While no one ever said that life was easy, no one ever said it was hard either. You see, everything in life is based off of perspective. Nothing can ever be written in stone with accuracy, because we have all formed our own conceptions of what we believe reality to be. Seeing the world through my own eyes has allowed me to realize that certainty will always be nonexistent in a world like ours.
Nothing can ever be guaranteed, and while it is frightening, I am not scared. At one point I was. Every now-and-then, I still am. I worry about letting people in and being too vulnerable. About not being enough. About the changes the future has in store. But in this moment, I’ve learned not to be afraid, and I’ve realized that it is possible for someone to see me as more than I have ever seen myself.
While I am an artist by nature and a beauty by heart, I am also a prisoner by mind who is falling apart. You know I have lost myself over the last few years, but instead of turning your back to me, you have pushed yourself closer and offered to help carry the weight of my problems. To help me climb mountains when before I was struggling to climb hills.

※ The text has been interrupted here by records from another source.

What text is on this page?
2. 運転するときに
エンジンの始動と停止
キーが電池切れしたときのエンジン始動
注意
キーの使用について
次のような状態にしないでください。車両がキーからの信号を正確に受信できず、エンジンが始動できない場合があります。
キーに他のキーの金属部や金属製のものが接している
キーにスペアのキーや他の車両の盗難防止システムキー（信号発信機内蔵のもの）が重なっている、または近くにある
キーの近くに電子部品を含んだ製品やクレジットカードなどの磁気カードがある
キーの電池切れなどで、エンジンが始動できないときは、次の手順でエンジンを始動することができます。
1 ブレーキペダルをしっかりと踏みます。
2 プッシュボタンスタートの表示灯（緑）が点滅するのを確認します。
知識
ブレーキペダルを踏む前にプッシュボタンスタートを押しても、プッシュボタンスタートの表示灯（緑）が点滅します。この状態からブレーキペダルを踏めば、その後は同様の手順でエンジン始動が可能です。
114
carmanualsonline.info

…most people will say that we are too young. That we don’t know what it means to be in love. That it’s unlikely that we will get married and start our own family. That it is unlikely that we will be together when our skin starts to wrinkle and when we are struggling for our last breathes. I’m not saying that they are wrong. I’ve seen how easily love can break.
But for the first time in my life, I refuse to think of the what-ifs. Because in this moment, I love you. And that will always be enough.